The game says you're a fledging crew of criminals, the actual Crew Type says a lot more. It tells you what your claims look like (fictional and mechanical progression elements), what your focus of Crime is, the factions you are likely to start in contact/conflict with, and the overall vibe of play. In Girl by Moonlight, it's instead Playsets that are "Heroic magical girls fight to reclaim a corrupted world" vs "mecha pilots struggling against extinction at the hands of the Leviathans" vs "dreams, desire, mass culture, and ideas developing a life of their own."

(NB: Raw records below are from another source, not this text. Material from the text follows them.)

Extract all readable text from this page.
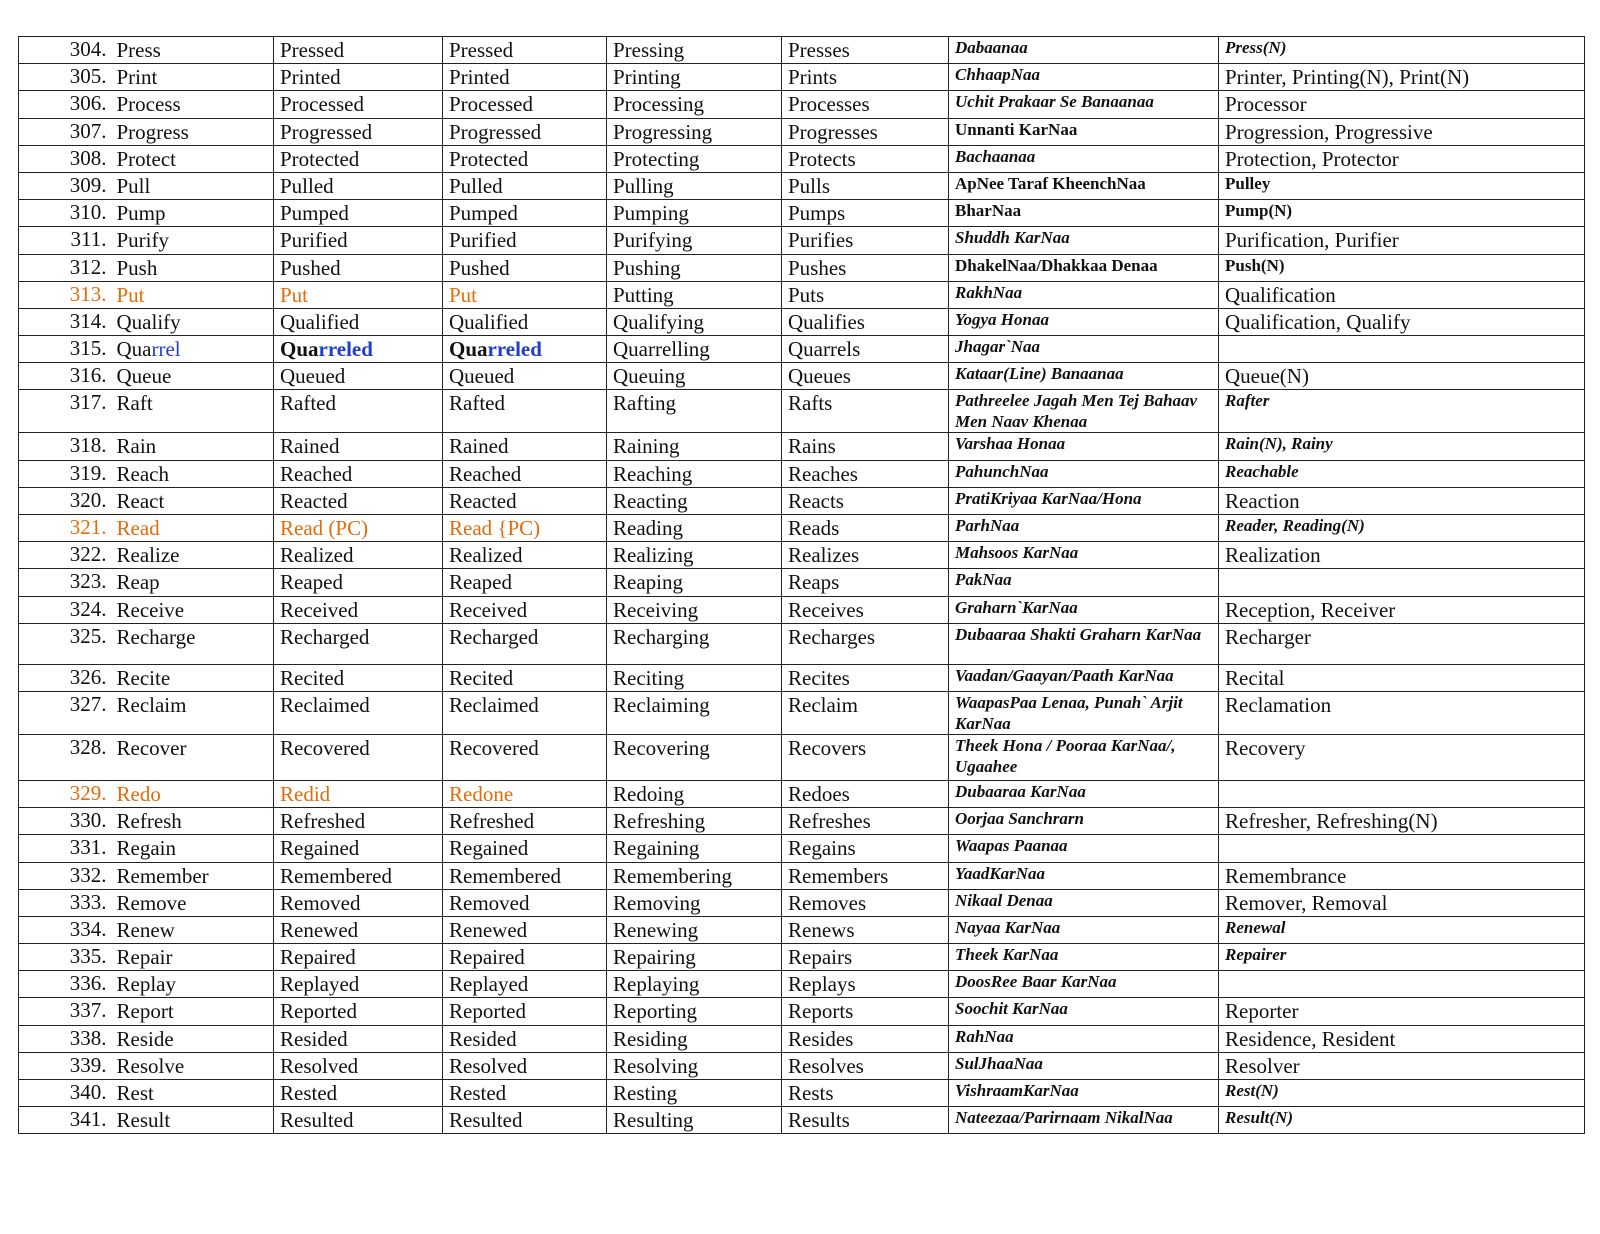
304.	Press	Pressed	Pressed	Pressing	Presses	Dabaanaa	Press(N)
305.	Print	Printed	Printed	Printing	Prints	ChhaapNaa	Printer, Printing(N), Print(N)
306.	Process	Processed	Processed	Processing	Processes	Uchit Prakaar Se Banaanaa	Processor
307.	Progress	Progressed	Progressed	Progressing	Progresses	Unnanti KarNaa	Progression, Progressive
308.	Protect	Protected	Protected	Protecting	Protects	Bachaanaa	Protection, Protector
309.	Pull	Pulled	Pulled	Pulling	Pulls	ApNee Taraf KheenchNaa	Pulley
310.	Pump	Pumped	Pumped	Pumping	Pumps	BharNaa	Pump(N)
311.	Purify	Purified	Purified	Purifying	Purifies	Shuddh KarNaa	Purification, Purifier
312.	Push	Pushed	Pushed	Pushing	Pushes	DhakelNaa/Dhakkaa Denaa	Push(N)
313.	Put	Put	Put	Putting	Puts	RakhNaa	Qualification
314.	Qualify	Qualified	Qualified	Qualifying	Qualifies	Yogya Honaa	Qualification, Qualify
315.	Quarrel	Quarreled	Quarreled	Quarrelling	Quarrels	Jhagar`Naa	
316.	Queue	Queued	Queued	Queuing	Queues	Kataar(Line) Banaanaa	Queue(N)
317.	Raft	Rafted	Rafted	Rafting	Rafts	Pathreelee Jagah Men Tej Bahaav Men Naav Khenaa	Rafter
318.	Rain	Rained	Rained	Raining	Rains	Varshaa Honaa	Rain(N), Rainy
319.	Reach	Reached	Reached	Reaching	Reaches	PahunchNaa	Reachable
320.	React	Reacted	Reacted	Reacting	Reacts	PratiKriyaa KarNaa/Hona	Reaction
321.	Read	Read (PC)	Read {PC)	Reading	Reads	ParhNaa	Reader, Reading(N)
322.	Realize	Realized	Realized	Realizing	Realizes	Mahsoos KarNaa	Realization
323.	Reap	Reaped	Reaped	Reaping	Reaps	PakNaa	
324.	Receive	Received	Received	Receiving	Receives	Graharn`KarNaa	Reception, Receiver
325.	Recharge	Recharged	Recharged	Recharging	Recharges	Dubaaraa Shakti Graharn KarNaa	Recharger
326.	Recite	Recited	Recited	Reciting	Recites	Vaadan/Gaayan/Paath KarNaa	Recital
327.	Reclaim	Reclaimed	Reclaimed	Reclaiming	Reclaim	WaapasPaa Lenaa, Punah` Arjit KarNaa	Reclamation
328.	Recover	Recovered	Recovered	Recovering	Recovers	Theek Hona / Pooraa KarNaa/, Ugaahee	Recovery
329.	Redo	Redid	Redone	Redoing	Redoes	Dubaaraa KarNaa	
330.	Refresh	Refreshed	Refreshed	Refreshing	Refreshes	Oorjaa Sanchrarn	Refresher, Refreshing(N)
331.	Regain	Regained	Regained	Regaining	Regains	Waapas Paanaa	
332.	Remember	Remembered	Remembered	Remembering	Remembers	YaadKarNaa	Remembrance
333.	Remove	Removed	Removed	Removing	Removes	Nikaal Denaa	Remover, Removal
334.	Renew	Renewed	Renewed	Renewing	Renews	Nayaa KarNaa	Renewal
335.	Repair	Repaired	Repaired	Repairing	Repairs	Theek KarNaa	Repairer
336.	Replay	Replayed	Replayed	Replaying	Replays	DoosRee Baar KarNaa	
337.	Report	Reported	Reported	Reporting	Reports	Soochit KarNaa	Reporter
338.	Reside	Resided	Resided	Residing	Resides	RahNaa	Residence, Resident
339.	Resolve	Resolved	Resolved	Resolving	Resolves	SulJhaaNaa	Resolver
340.	Rest	Rested	Rested	Resting	Rests	VishraamKarNaa	Rest(N)
341.	Result	Resulted	Resulted	Resulting	Results	Nateezaa/Parirnaam NikalNaa	Result(N)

Basically almost all FITD games have sub-sets of the overarching premise that will drastically alter the thrust and themes of play just by picking them, and flag to the GM a lot of what you want to see right up front before you even start picking playbooks / world building / etc. (eg: Scum and Villainy has 3 different ship types that lead to pretty fundamentally different games).

Because the players pick this, and are given a set of concrete objectives they can always return to - the game itself is providing a lot of direction before the GM even gets involved.

Does that make sense? I just contrast it in my head with Dolmenwood, which as an OSR sandbox doesnt really have this sort of really core player-picked immediate thrust of play.

And then the framing mechanics come in, where like we had the yelling about "wow dumping people at the dungeon is railroading" but in FITD you just cut to the score, then cut to framed downtime, and zoom out to talk meta or third person flow of time and newpaper outcomes or factional results, and then zoom back in to a Gather Info, etc.